FYI- I had turned off the comments on my last post, was feeling overwhelmed by technology and feelings. I just wanted to say how my heart was full, of sadness about Michelle and gladness for this community.
I made marmalade, because the peaches all ripened at once. Peach and orange. It's been more than a decade. A recipe from an old friend, created in 1991. I wonder where she is now?
Pieces are finally being finished. There's a small stack here waiting to go into the shop, once I figure out how to do all of my self-imposed crazy systems without my computer. It's more than I want to think about.
Once Janie and I made this marmalade together. 1993? A hot August day in her light and airy kitchen. We had fun. I miss her.
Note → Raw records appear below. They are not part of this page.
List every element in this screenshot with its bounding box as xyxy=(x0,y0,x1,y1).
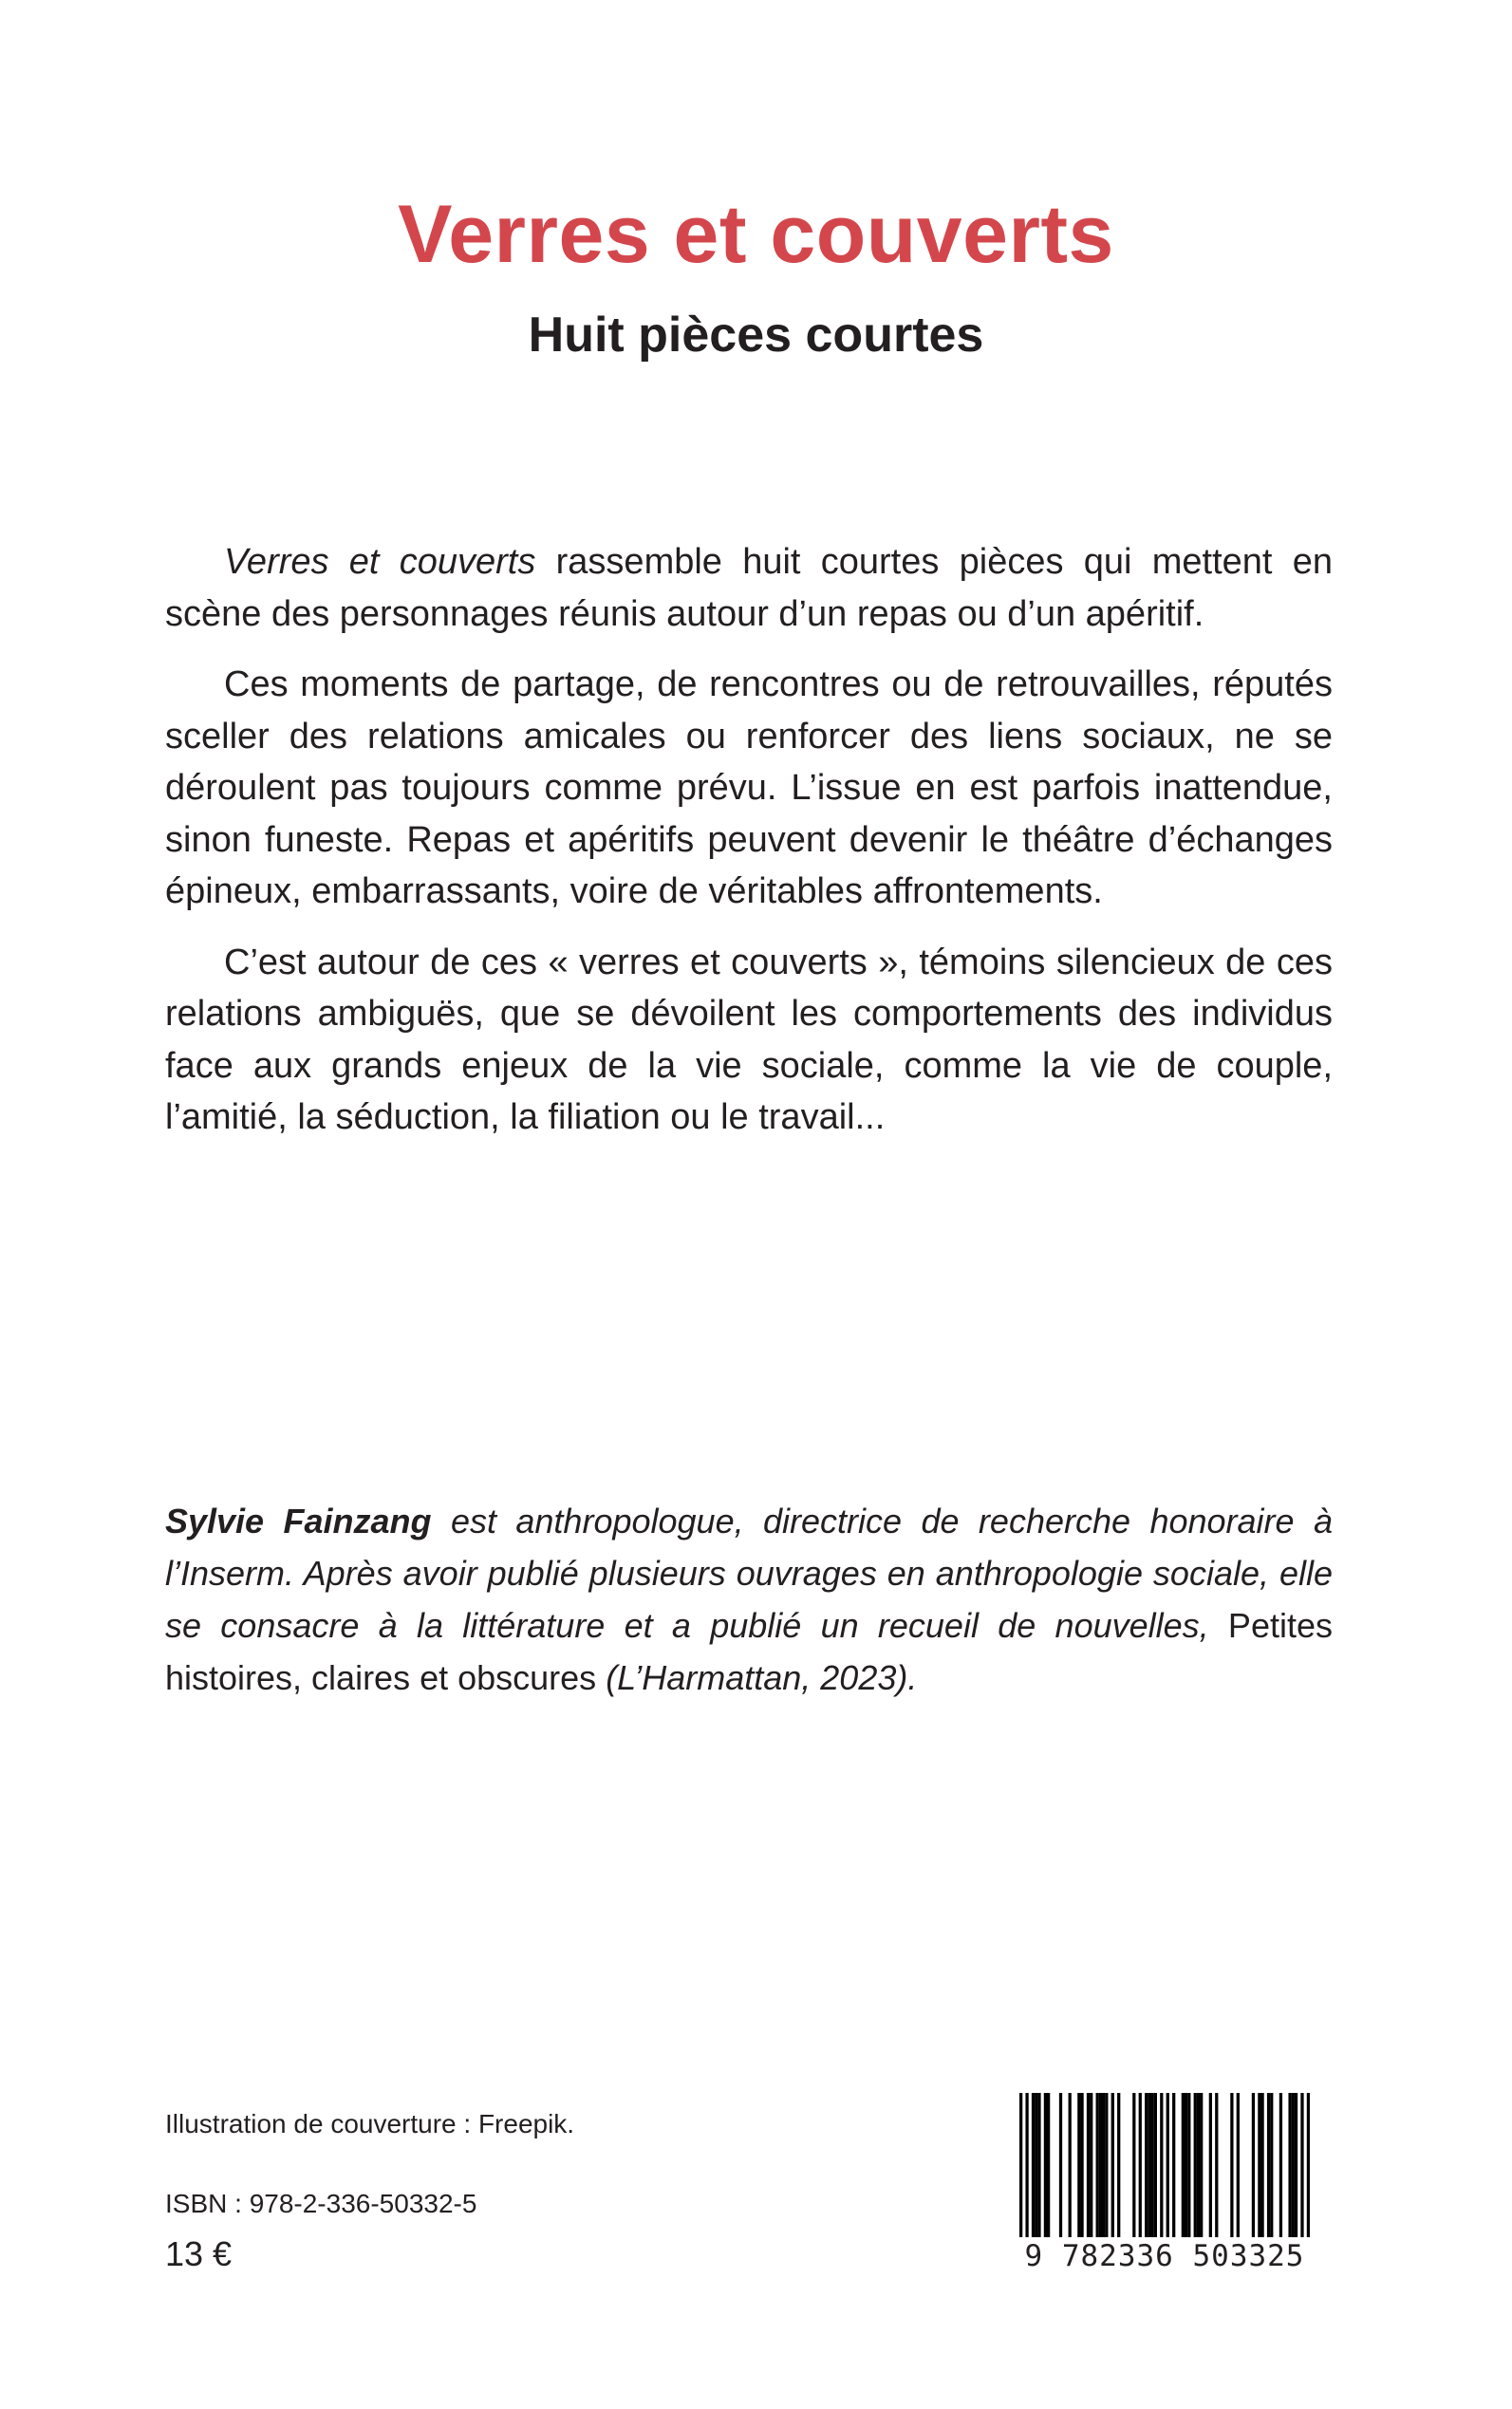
barcode-bar xyxy=(1307,2093,1310,2254)
barcode-bar xyxy=(1105,2093,1108,2237)
book-title: Verres et couverts xyxy=(398,189,1114,280)
barcode-bar xyxy=(1279,2093,1282,2237)
barcode-bar xyxy=(1044,2093,1047,2237)
author-bio xyxy=(165,1495,1333,1704)
barcode-bar xyxy=(1154,2093,1157,2237)
blurb xyxy=(165,536,1333,1163)
barcode-bar xyxy=(1252,2093,1255,2237)
barcode-bar xyxy=(1090,2093,1092,2237)
barcode-bar xyxy=(1080,2093,1083,2237)
isbn: ISBN : 978-2-336-50332-5 xyxy=(165,2189,477,2218)
barcode-bar xyxy=(1151,2093,1154,2237)
barcode-bar xyxy=(1019,2093,1022,2254)
barcode-bar xyxy=(1111,2093,1114,2237)
author-name: Sylvie Fainzang xyxy=(165,1502,432,1541)
barcode-bar xyxy=(1260,2093,1263,2237)
barcode xyxy=(997,2093,1333,2283)
barcode-bar xyxy=(1258,2093,1260,2237)
barcode-bar xyxy=(1069,2093,1072,2237)
barcode-bars xyxy=(1019,2093,1310,2254)
barcode-bar xyxy=(1102,2093,1105,2237)
barcode-bar xyxy=(1148,2093,1150,2237)
barcode-bar xyxy=(1209,2093,1212,2237)
barcode-bar xyxy=(1182,2093,1185,2237)
barcode-bar xyxy=(1087,2093,1090,2237)
barcode-bar xyxy=(1292,2093,1295,2237)
barcode-bar xyxy=(1172,2093,1175,2237)
barcode-bar xyxy=(1099,2093,1102,2237)
price: 13 € xyxy=(165,2234,233,2273)
blurb-paragraph-1-text: rassemble huit courtes pièces qui mettent en scène des personnages réunis autour d’un repas ou d’un apéritif. xyxy=(165,542,1334,634)
barcode-bar xyxy=(1037,2093,1040,2237)
barcode-bar xyxy=(1197,2093,1200,2237)
previous-book-publisher: (L’Harmattan, 2023). xyxy=(596,1658,918,1697)
blurb-paragraph-1 xyxy=(165,536,1333,640)
book-subtitle: Huit pièces courtes xyxy=(528,308,984,363)
barcode-bar xyxy=(1295,2093,1297,2237)
barcode-bar xyxy=(1167,2093,1169,2254)
barcode-bar xyxy=(1047,2093,1050,2237)
barcode-bar xyxy=(1185,2093,1187,2237)
illustration-credit: Illustration de couverture : Freepik. xyxy=(165,2109,575,2138)
barcode-bar xyxy=(1288,2093,1291,2237)
blurb-title-italic: Verres et couverts xyxy=(224,542,536,582)
previous-book-title: Petites histoires, claires et obscures xyxy=(165,1606,1333,1697)
barcode-digits: 9 782336 503325 xyxy=(997,2237,1333,2275)
barcode-bar xyxy=(1187,2093,1190,2237)
barcode-bar xyxy=(1035,2093,1037,2237)
barcode-bar xyxy=(1032,2093,1035,2237)
barcode-bar xyxy=(1160,2093,1163,2254)
barcode-bar xyxy=(1132,2093,1135,2237)
barcode-bar xyxy=(1025,2093,1028,2254)
barcode-bar xyxy=(1215,2093,1218,2237)
barcode-bar xyxy=(1096,2093,1099,2237)
barcode-bar xyxy=(1200,2093,1203,2237)
barcode-bar xyxy=(1237,2093,1240,2237)
barcode-bar xyxy=(1117,2093,1120,2237)
barcode-bar xyxy=(1267,2093,1270,2237)
barcode-bar xyxy=(1145,2093,1148,2237)
author-bio-text: est anthropologue, directrice de recherche honoraire à l’Inserm. Après avoir publié plusieurs ouvrages en anthropologie sociale, elle se consacre à la littérature et a publié un recueil de nouvelles, xyxy=(165,1502,1333,1645)
blurb-paragraph-2: Ces moments de partage, de rencontres ou de retrouvailles, réputés sceller des relations amicales ou renforcer des liens sociaux, ne se déroulent pas toujours comme prévu. L’issue en est parfois inattendue, sinon funeste. Repas et apéritifs peuvent devenir le théâtre d’échanges épineux, embarrassants, voire de véritables affrontements. xyxy=(165,664,1333,911)
barcode-bar xyxy=(1270,2093,1273,2237)
barcode-bar xyxy=(1230,2093,1233,2237)
blurb-paragraph-3: C’est autour de ces « verres et couverts », témoins silencieux de ces relations ambiguës, que se dévoilent les comportements des individus face aux grands enjeux de la vie sociale, comme la vie de couple, l’amitié, la séduction, la filiation ou le travail... xyxy=(165,942,1333,1137)
barcode-bar xyxy=(1139,2093,1142,2237)
barcode-bar xyxy=(1077,2093,1080,2237)
barcode-bar xyxy=(1194,2093,1197,2237)
barcode-bar xyxy=(1300,2093,1303,2254)
barcode-bar xyxy=(1059,2093,1062,2237)
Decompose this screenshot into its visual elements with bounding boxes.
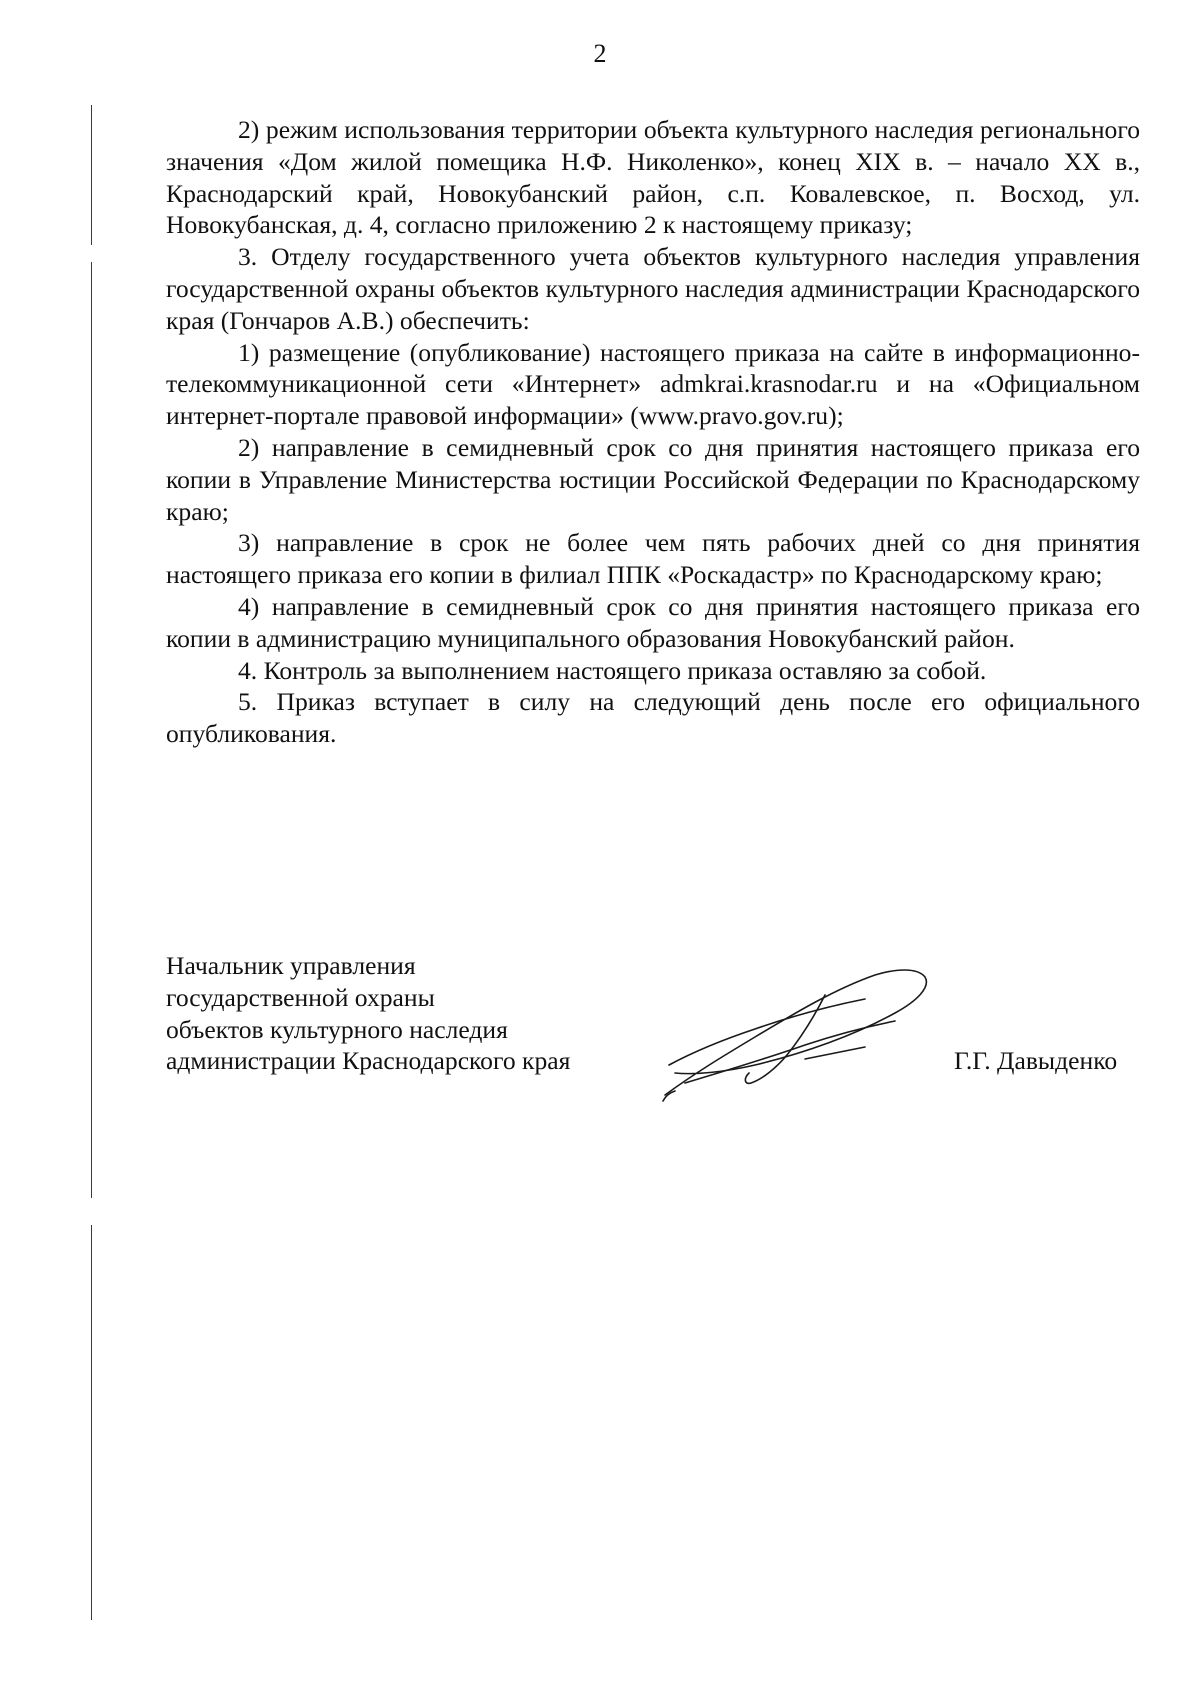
page-number: 2 <box>593 39 607 68</box>
paragraph-subitem-3-roskadastr: 3) направление в срок не более чем пять рабочих дней со дня принятия настоящего приказа его копии в филиал ППК «Роскадастр» по Краснодарскому краю; <box>166 528 1140 590</box>
paragraph-item-3-department: 3. Отделу государственного учета объектов культурного наследия управления государственной охраны объектов культурного наследия администрации Краснодарского края (Гончаров А.В.) обеспечить: <box>166 242 1140 335</box>
signatory-position-line: государственной охраны <box>166 982 435 1012</box>
paragraph-item-5-effect: 5. Приказ вступает в силу на следующий день после его официального опубликования. <box>166 687 1140 749</box>
signatory-position-line: объектов культурного наследия <box>166 1014 508 1044</box>
handwritten-signature <box>655 955 935 1105</box>
signatory-position-line: Начальник управления <box>166 951 416 980</box>
margin-line-top <box>91 105 92 245</box>
paragraph-item-4-control: 4. Контроль за выполнением настоящего приказа оставляю за собой. <box>238 655 987 685</box>
signatory-position <box>166 950 570 1077</box>
paragraph-subitem-2-ministry: 2) направление в семидневный срок со дня принятия настоящего приказа его копии в Управление Министерства юстиции Российской Федерации по Краснодарскому краю; <box>166 432 1140 526</box>
margin-line-bottom <box>91 1225 92 1620</box>
signatory-position-line: администрации Краснодарского края <box>166 1046 571 1076</box>
signatory-name: Г.Г. Давыденко <box>954 1046 1118 1075</box>
paragraph-subitem-1-publication: 1) размещение (опубликование) настоящего приказа на сайте в информационно-телекоммуникационной сети «Интернет» admkrai.krasnodar.ru и на «Официальном интернет-портале правовой информации» (www.pravo.gov.ru); <box>166 337 1140 431</box>
margin-line-middle <box>91 262 92 1198</box>
paragraph-item-2-regime: 2) режим использования территории объекта культурного наследия регионального значения «Дом жилой помещика Н.Ф. Николенко», конец XIX в. – начало XX в., Краснодарский край, Новокубанский район, с.п. Ковалевское, п. Восход, ул. Новокубанская, д. 4, согласно приложению 2 к настоящему приказу; <box>166 115 1140 240</box>
paragraph-subitem-4-municipality: 4) направление в семидневный срок со дня принятия настоящего приказа его копии в администрацию муниципального образования Новокубанский район. <box>166 591 1140 653</box>
document-body <box>166 114 1140 750</box>
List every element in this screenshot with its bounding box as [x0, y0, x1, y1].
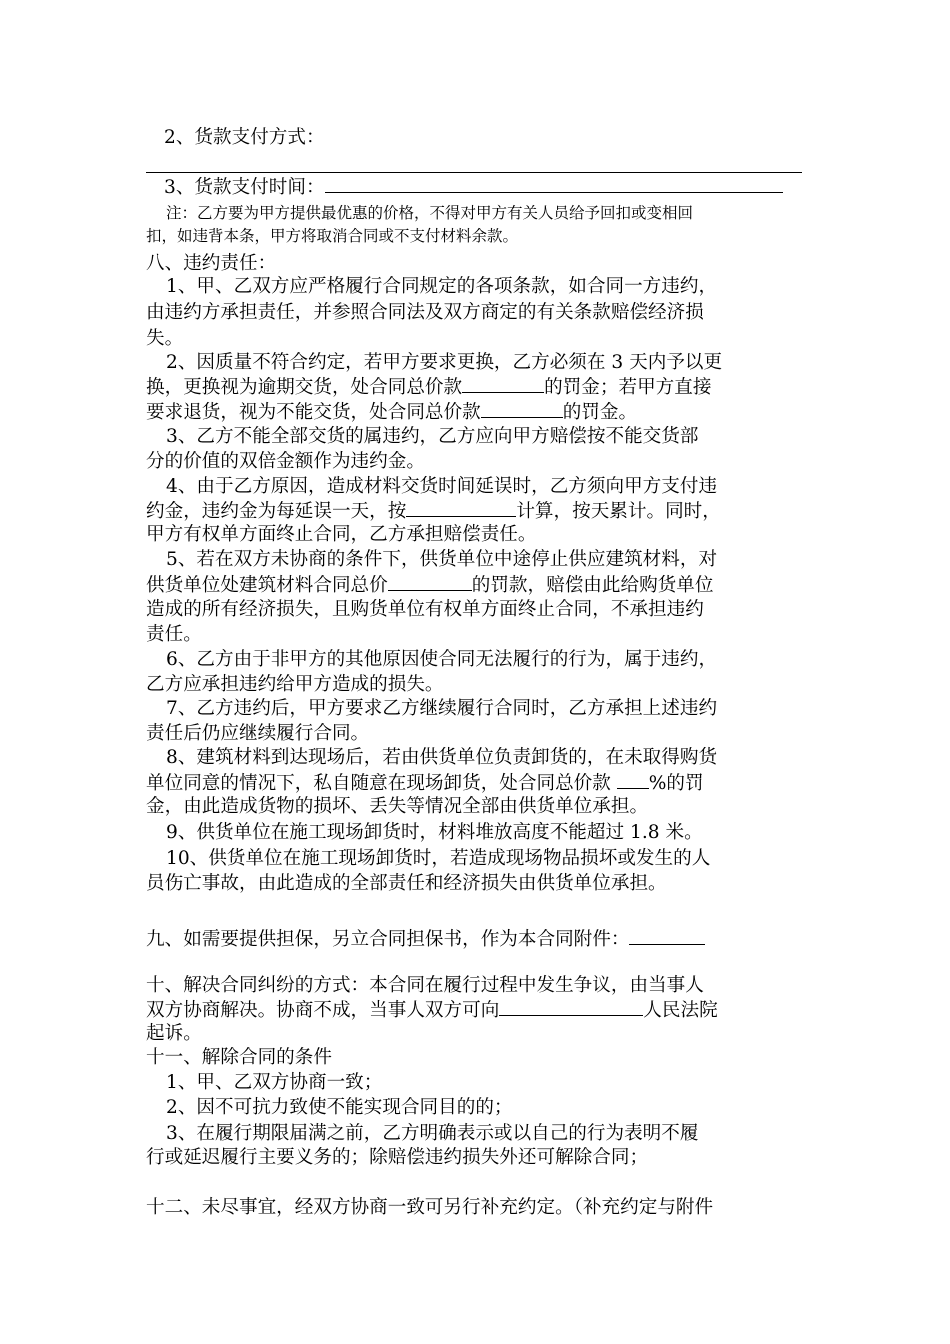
penalty-blank-return [481, 399, 563, 418]
penalty-blank-replace [462, 374, 544, 393]
clause-8-3-line-2: 分的价值的双倍金额作为违约金。 [146, 451, 425, 472]
unloading-penalty-blank [617, 770, 649, 789]
clause-8-8-line-1: 8、建筑材料到达现场后，若由供货单位负责卸货的，在未取得购货 [166, 747, 718, 768]
clause-8-2-line-1: 2、因质量不符合约定，若甲方要求更换，乙方必须在 3 天内予以更 [166, 352, 723, 373]
section-12-line: 十二、未尽事宜，经双方协商一致可另行补充约定。（补充约定与附件 [146, 1197, 714, 1218]
payment-time-blank [325, 174, 783, 193]
clause-8-5-line-2 [146, 572, 713, 599]
section-8-heading: 八、违约责任： [146, 253, 277, 274]
note-line-1: 注：乙方要为甲方提供最优惠的价格，不得对甲方有关人员给予回扣或变相回 [166, 204, 694, 222]
clause-8-7-line-2: 责任后仍应继续履行合同。 [146, 723, 370, 744]
section-11-item-3-line-1: 3、在履行期限届满之前，乙方明确表示或以自己的行为表明不履 [166, 1123, 699, 1144]
clause-8-4-line-1: 4、由于乙方原因，造成材料交货时间延误时，乙方须向甲方支付违 [166, 476, 718, 497]
section-11-item-2: 2、因不可抗力致使不能实现合同目的的； [166, 1097, 513, 1118]
clause-8-8-text-a: 单位同意的情况下，私自随意在现场卸货，处合同总价款 [146, 773, 617, 794]
clause-8-6-line-2: 乙方应承担违约给甲方造成的损失。 [146, 674, 444, 695]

More small trees. They're meeting some need inside of me. Not quite sure what that is? Maybe it's about being doable, and that small can hold enough. At least enough for a moment.
After a couple of weeks, my computer turned on without the yelling moaning beeping sound. It's not out of the woods yet, it only types a weird symbolic language that gets me nowhere, but the photos and files appear to still be on it. So, ok.
Yesterday I finally called the support place. It's always a mission to get through to a real person... (FYI- one way to get off hold quickly is to put bread in the toaster and make a run for the bathroom.) A nice guy. He listened to the details, asked if it was a glass of water, or was it really wine? "Nope. Water. Wine came after the spill."
He was encouraging about my files and scheduled an in-store appointment for next week. At the end, he clapped for my sense of humor, said I was a delight to talk to (not something I hear often), and admired my c'est la vie attitude about the news that it's most likely the end of the line for my computer. "Of course it is, it's 2020."
As "delightful" as it all was, the call exhausted me. Afterwards, the toast was re-toasted, tea was made, old photos of the boys were misted over, and then time was spent listening and re-listening to the phone message I saved from my dad four years ago. It was just after his wife died, two years before he did.
"Hi honey, just me. Sorry I missed your call. I was out loading the rig. S. and I are going up elk hunting here for a week, and taking off in the morning. I'm just Designated Driver. He's doing the hunting. I can't get around at all anymore. Anyway, other than that it's... it's going one day at a time. It gets a little better with time. That's all I can say, honey. Love ya. Talk at ya later. Bye."
It's not the bright peachy orange I remember. Cooked too fast and too long, I think. Still, it tastes good.